Maybe you just want to efficiently relay messages back & forth between Flash based clients for peer-to-peer games, or you have an MMO that you want to write and host on a dedicated Linux/Unix server. You can use somewhat less expensive dedicated hosting if you transfer more compact binary data and use a native server, rather than an interpreted one that at bests runs 1/10th as fast. A ‘custom’ server without 1001 back door options for scripting and ‘calling out’ to things is also more secure and easier for YOU to configure, while being a complete mystery to outsiders. Unlike those expensive closed-source behemoths like Adobe’s Flash servers, this is absolutely tiny and native (builds with your Linux/UNIX GNU C), leaving more server RAM and CPU bandwidth to handle users, rather than load up ‘services’ and back-doors that you never use and probably don’t even know about.

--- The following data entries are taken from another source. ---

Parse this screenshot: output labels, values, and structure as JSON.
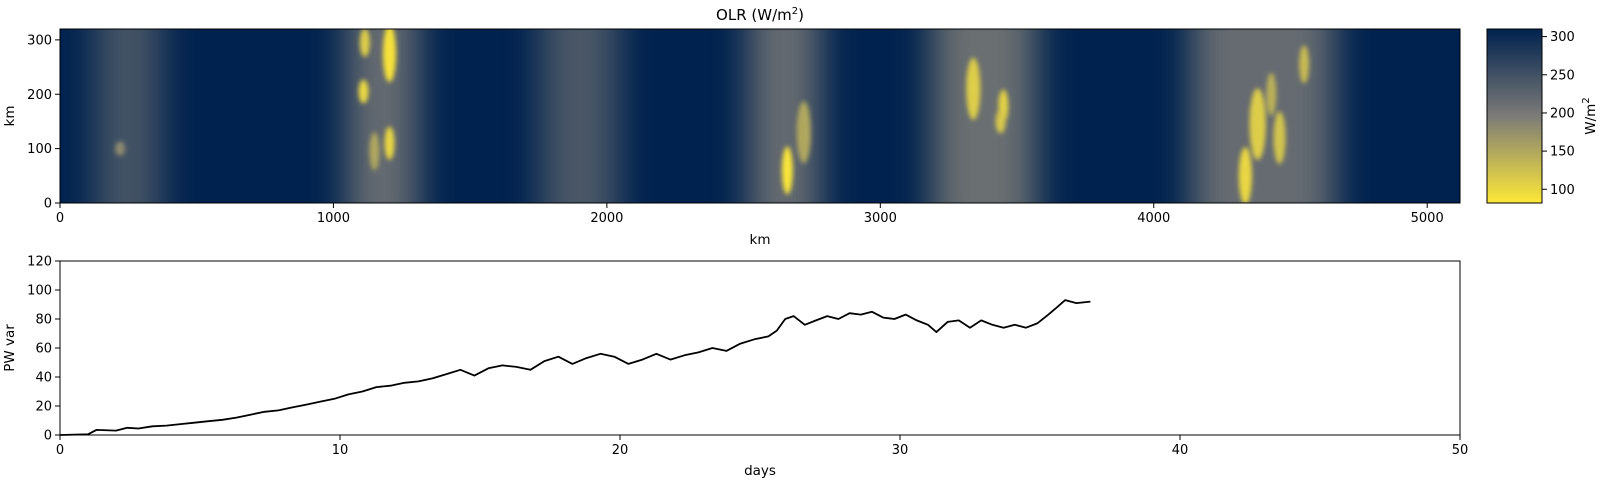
{
  "chart_data": [
    {
      "type": "heatmap",
      "title_text": "OLR (W/m",
      "title_sup": "2",
      "title_close": ")",
      "xlabel": "km",
      "ylabel": "km",
      "xlim": [
        0,
        5120
      ],
      "ylim": [
        0,
        320
      ],
      "xticks": [
        "0",
        "1000",
        "2000",
        "3000",
        "4000",
        "5000"
      ],
      "xtick_values": [
        0,
        1000,
        2000,
        3000,
        4000,
        5000
      ],
      "yticks": [
        "0",
        "100",
        "200",
        "300"
      ],
      "ytick_values": [
        0,
        100,
        200,
        300
      ],
      "colormap": "cividis_r",
      "color_low": "#fde838",
      "color_mid": "#7c7b78",
      "color_high": "#00224e",
      "colorbar": {
        "label_text": "W/m",
        "label_sup": "2",
        "range": [
          82,
          310
        ],
        "ticks": [
          "100",
          "150",
          "200",
          "250",
          "300"
        ],
        "tick_values": [
          100,
          150,
          200,
          250,
          300
        ]
      },
      "convective_bands_km": [
        {
          "center": 250,
          "width": 240,
          "olr": 235
        },
        {
          "center": 1180,
          "width": 260,
          "olr": 200
        },
        {
          "center": 1900,
          "width": 280,
          "olr": 230
        },
        {
          "center": 2650,
          "width": 260,
          "olr": 200
        },
        {
          "center": 3380,
          "width": 380,
          "olr": 195
        },
        {
          "center": 4400,
          "width": 520,
          "olr": 200
        }
      ],
      "convective_cores": [
        {
          "x": 1115,
          "y": 295,
          "r": 12,
          "olr": 110
        },
        {
          "x": 1205,
          "y": 275,
          "r": 24,
          "olr": 88
        },
        {
          "x": 1110,
          "y": 205,
          "r": 10,
          "olr": 100
        },
        {
          "x": 1205,
          "y": 110,
          "r": 14,
          "olr": 100
        },
        {
          "x": 1150,
          "y": 95,
          "r": 16,
          "olr": 150
        },
        {
          "x": 2660,
          "y": 60,
          "r": 20,
          "olr": 85
        },
        {
          "x": 2720,
          "y": 130,
          "r": 26,
          "olr": 150
        },
        {
          "x": 3340,
          "y": 210,
          "r": 26,
          "olr": 110
        },
        {
          "x": 3450,
          "y": 178,
          "r": 14,
          "olr": 105
        },
        {
          "x": 3440,
          "y": 150,
          "r": 10,
          "olr": 115
        },
        {
          "x": 4380,
          "y": 145,
          "r": 30,
          "olr": 110
        },
        {
          "x": 4460,
          "y": 120,
          "r": 22,
          "olr": 120
        },
        {
          "x": 4335,
          "y": 50,
          "r": 24,
          "olr": 100
        },
        {
          "x": 4550,
          "y": 255,
          "r": 16,
          "olr": 130
        },
        {
          "x": 4430,
          "y": 200,
          "r": 18,
          "olr": 140
        },
        {
          "x": 220,
          "y": 100,
          "r": 6,
          "olr": 180
        }
      ]
    },
    {
      "type": "line",
      "xlabel": "days",
      "ylabel": "PW var",
      "xlim": [
        0,
        50
      ],
      "ylim": [
        0,
        120
      ],
      "xticks": [
        "0",
        "10",
        "20",
        "30",
        "40",
        "50"
      ],
      "xtick_values": [
        0,
        10,
        20,
        30,
        40,
        50
      ],
      "yticks": [
        "0",
        "20",
        "40",
        "60",
        "80",
        "100",
        "120"
      ],
      "ytick_values": [
        0,
        20,
        40,
        60,
        80,
        100,
        120
      ],
      "line_color": "#000000",
      "x": [
        0,
        1,
        1.3,
        2,
        2.4,
        2.8,
        3.3,
        3.8,
        4.3,
        4.8,
        5.3,
        5.8,
        6.3,
        6.8,
        7.3,
        7.8,
        8.3,
        8.8,
        9.3,
        9.8,
        10.3,
        10.8,
        11.3,
        11.8,
        12.3,
        12.8,
        13.3,
        13.8,
        14.3,
        14.8,
        15.3,
        15.8,
        16.3,
        16.8,
        17.3,
        17.8,
        18.3,
        18.8,
        19.3,
        19.8,
        20.3,
        20.8,
        21.3,
        21.8,
        22.3,
        22.8,
        23.3,
        23.8,
        24.3,
        24.8,
        25.3,
        25.6,
        25.9,
        26.2,
        26.6,
        27,
        27.4,
        27.8,
        28.2,
        28.6,
        29,
        29.4,
        29.8,
        30.2,
        30.6,
        31,
        31.3,
        31.7,
        32.1,
        32.5,
        32.9,
        33.3,
        33.7,
        34.1,
        34.5,
        34.9,
        35.3,
        35.6,
        35.9,
        36.3,
        36.8
      ],
      "y": [
        0,
        0.5,
        3.5,
        3,
        5,
        4.5,
        6,
        6.5,
        7.5,
        8.5,
        9.5,
        10.5,
        12,
        14,
        16,
        17,
        19,
        21,
        23,
        25,
        28,
        30,
        33,
        34,
        36,
        37,
        39,
        42,
        45,
        41,
        46,
        48,
        47,
        45,
        51,
        54,
        49,
        53,
        56,
        54,
        49,
        52,
        56,
        52,
        55,
        57,
        60,
        58,
        63,
        66,
        68,
        72,
        80,
        82,
        76,
        79,
        82,
        80,
        84,
        83,
        85,
        81,
        80,
        83,
        79,
        76,
        71,
        78,
        79,
        74,
        79,
        76,
        74,
        76,
        74,
        77,
        83,
        88,
        93,
        91,
        92
      ]
    }
  ]
}
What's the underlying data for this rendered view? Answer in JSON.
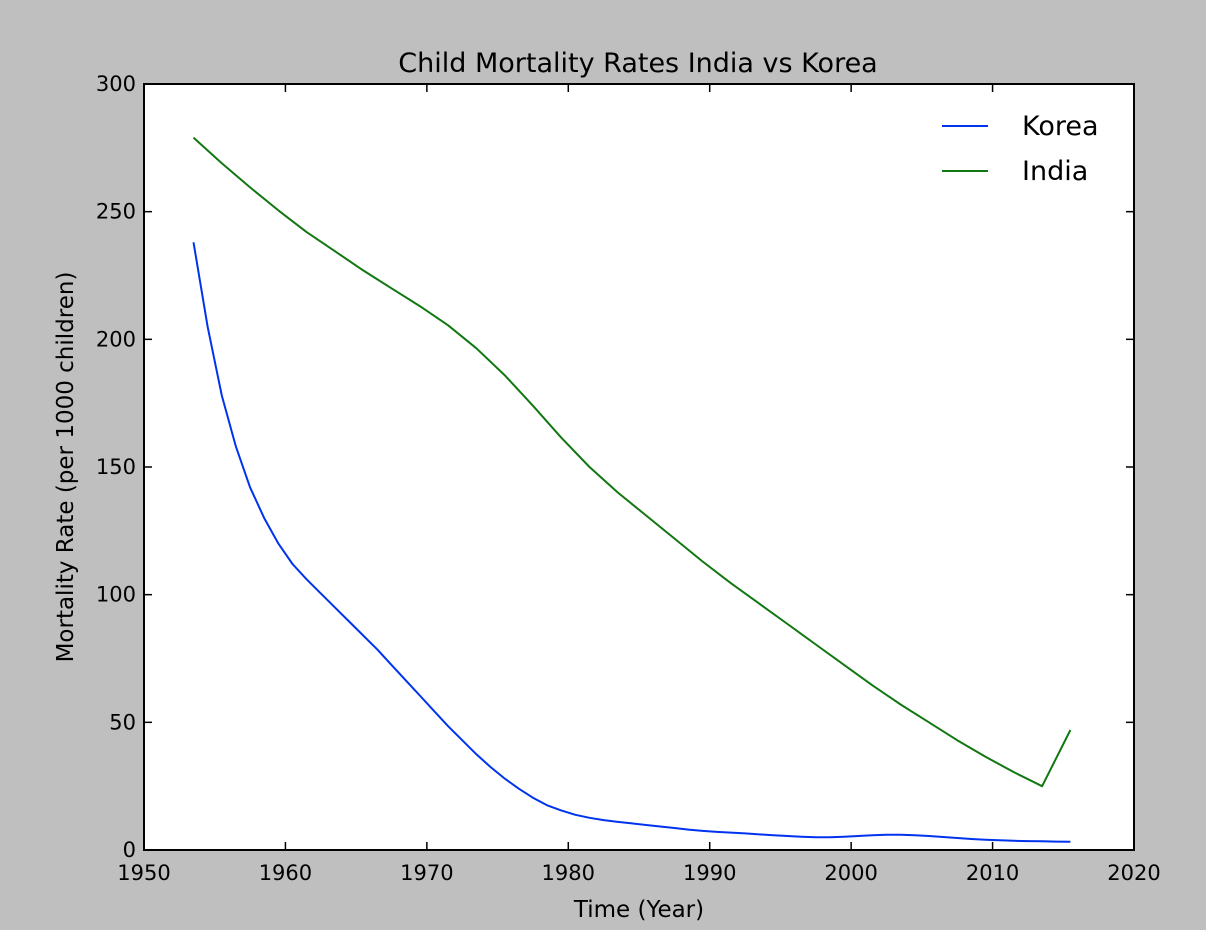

Though you can compile and run under Windows for debugging, a Windows server is NOT recommended for ‘live’ use, as WinSock sucks rotten eggs, and a Windows server will consume over half a 1GB host’s RAM just to boot. So, run several instances of your server under Linux, or use Windows and run one very slow and limited one. How hard a decision is that?

The server (and supporting code) as coded is SINGLE-THREADED. This is a ‘good thing’. For most models of where multiple users interact with each other, multi-threaded server code is a nightmare of locks and potential deadlocks. In this model, you get one select loop to do your dirty work in. If you have database or other file operations to consider, make a dedicated server to talk to your front-end server. This adds several important qualities. The database is in a separate process, not blocking the front-end server. If a bug crashes your front-end, the database won’t crash in the middle of an operation. The database can be shared by multiple front-ends. The connection to the database becomes a natural ‘queue’ for pending operations. As written, the socket code does few (or no) dynamic memory operations. This makes it inherently leak-resistant. It allocates all of what it needs at startup. This makes it trivial to decide how many servers ‘could’ run on a single machine. Just add up the memory footprint. It won’t get any bigger from there.

Also, the protocol (as defined, feel free to roll your own) supports raw serial data. So for a peer-to-peer messages, you can just dump AMF direcly into the packet to send to other Flash clients unadulterated. The server its self does not parse AMF. Too much trouble for too little return. The macros that build data use the flash.utils.ByteArray (IDataInput, IDataOutput) to build binary packets. This is a little extra work on the client to make a packet versus AMF, but a microscopic fraction of the work on the server to build and parse simple data types and strings instead of Flash’s internals.